Arianna Huffington: Personification of a Fever Swamper

That's about all I can say about her after reading her mindless observations about Kerry's and Hillary's speeches. Here's a glimpse into her delusional political mind:
I arrived in Washington to speak at the Take Back America Conference fast on the heels of the wildly different takes on Iraq offered up in speeches by John Kerry and Hillary Clinton, which everyone at the Washington Hilton was still buzzing about. While getting ready to MC the Conference's gala awards dinner, I watched Kerry's speech on the web and found myself in tears. If he had given that speech in 2004, he'd be in the White House today. And the world would be a better and safer place.
Apparently, Ms. Huffington believes that America would elect a pacifist during wartime. If she believes that, then she's more delusional than I originally thought. Frankly, I didn't think that was possible considering how delusional I already thought she was.
Then I watched Hillary's speech, which also made me cry, but for an entirely different reason. It was deja vu all over again. Are the consultants who helped steer Kerry over the '04 cliff now advising Hillary? Her language on Iraq was replete with the same kind of equivocation that cost Kerry the last election. "I do not think," she said, "it is a smart strategy for the president to continue with his open-ended commitment, which I think does not put enough pressure on the new Iraqi government, nor do I think it is smart strategy to set a date certain."

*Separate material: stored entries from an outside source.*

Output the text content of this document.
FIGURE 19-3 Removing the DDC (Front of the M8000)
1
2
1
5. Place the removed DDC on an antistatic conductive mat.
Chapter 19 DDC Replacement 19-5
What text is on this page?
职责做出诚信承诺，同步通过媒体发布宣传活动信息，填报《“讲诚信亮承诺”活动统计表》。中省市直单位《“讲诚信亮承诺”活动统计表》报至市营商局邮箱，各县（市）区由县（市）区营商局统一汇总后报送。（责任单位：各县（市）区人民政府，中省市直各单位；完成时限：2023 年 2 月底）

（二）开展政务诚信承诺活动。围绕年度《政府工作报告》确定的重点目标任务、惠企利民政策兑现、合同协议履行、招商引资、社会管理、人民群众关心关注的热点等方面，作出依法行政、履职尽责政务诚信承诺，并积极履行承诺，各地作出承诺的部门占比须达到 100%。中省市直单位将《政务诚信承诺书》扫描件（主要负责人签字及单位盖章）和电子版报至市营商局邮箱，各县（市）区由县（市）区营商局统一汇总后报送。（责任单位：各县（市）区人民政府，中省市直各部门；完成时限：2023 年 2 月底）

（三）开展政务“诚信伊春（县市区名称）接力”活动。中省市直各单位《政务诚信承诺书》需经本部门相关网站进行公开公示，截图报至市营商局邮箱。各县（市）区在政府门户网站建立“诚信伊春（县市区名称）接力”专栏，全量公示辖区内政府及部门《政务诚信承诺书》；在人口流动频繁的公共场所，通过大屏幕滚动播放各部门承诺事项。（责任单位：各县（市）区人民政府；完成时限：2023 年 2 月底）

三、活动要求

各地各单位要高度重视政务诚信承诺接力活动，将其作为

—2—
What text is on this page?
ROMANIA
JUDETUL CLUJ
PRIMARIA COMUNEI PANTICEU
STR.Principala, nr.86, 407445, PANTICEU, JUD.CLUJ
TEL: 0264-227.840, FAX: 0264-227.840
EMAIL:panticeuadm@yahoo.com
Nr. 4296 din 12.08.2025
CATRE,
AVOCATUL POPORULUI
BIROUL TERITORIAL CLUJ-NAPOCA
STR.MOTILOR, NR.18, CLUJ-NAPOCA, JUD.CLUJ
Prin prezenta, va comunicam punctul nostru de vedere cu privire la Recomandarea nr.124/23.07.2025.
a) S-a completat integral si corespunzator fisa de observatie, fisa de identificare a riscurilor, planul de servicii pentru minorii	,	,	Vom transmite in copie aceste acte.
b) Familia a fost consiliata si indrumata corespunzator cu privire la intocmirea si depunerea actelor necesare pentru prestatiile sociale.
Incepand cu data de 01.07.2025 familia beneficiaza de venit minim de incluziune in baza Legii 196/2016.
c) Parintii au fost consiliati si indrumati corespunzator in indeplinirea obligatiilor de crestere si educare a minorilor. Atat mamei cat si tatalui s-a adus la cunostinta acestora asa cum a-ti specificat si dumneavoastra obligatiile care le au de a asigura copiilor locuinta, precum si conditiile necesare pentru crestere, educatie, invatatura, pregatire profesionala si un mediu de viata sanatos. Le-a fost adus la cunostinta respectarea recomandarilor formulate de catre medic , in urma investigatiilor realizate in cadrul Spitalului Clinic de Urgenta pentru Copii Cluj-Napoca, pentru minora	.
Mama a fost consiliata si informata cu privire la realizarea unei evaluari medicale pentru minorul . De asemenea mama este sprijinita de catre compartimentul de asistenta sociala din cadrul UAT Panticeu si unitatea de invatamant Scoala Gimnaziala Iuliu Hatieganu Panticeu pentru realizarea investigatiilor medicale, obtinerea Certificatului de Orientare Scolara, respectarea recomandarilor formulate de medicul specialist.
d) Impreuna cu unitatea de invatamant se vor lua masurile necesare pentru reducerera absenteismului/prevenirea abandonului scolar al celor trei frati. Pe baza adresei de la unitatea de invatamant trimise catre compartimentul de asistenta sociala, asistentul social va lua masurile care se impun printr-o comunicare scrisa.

Is that not the second coming of I voted for it before I voted against it?
It isn't that the same "consultants who helped steer Kerry over the '04 cliff" are "now advising Hillary". It's genetic for a Democrat to not take an unequivocal stand on difficult issues. Pat Caddell, a liberal I greatly respect, once told Chris Matthews, that today's progressives are "for anything that's inevitable", explaining that they'll be with you at the opening shot of a war but then won't be there when they encountered a rough patch.

I'll admit, though, that I agree that Hillary's equivocating line was "the second coming of I voted for it before I voted against it."
And will Democratic leaders ever learn that this kind of have-it-both-ways hedging on matters of war and security is electoral death? Voters have an instinctive aversion to it.
The simple answer is an emphatic NO for the reasons I stated in that earlier paragraph. Rush said something awhile back that I'd always known: Part of being a liberal is to not be able to say what they really believe, whether it's tax policy or fighting the GWOT, because they know their ideas will get them laughed out of the marketplace of ideas.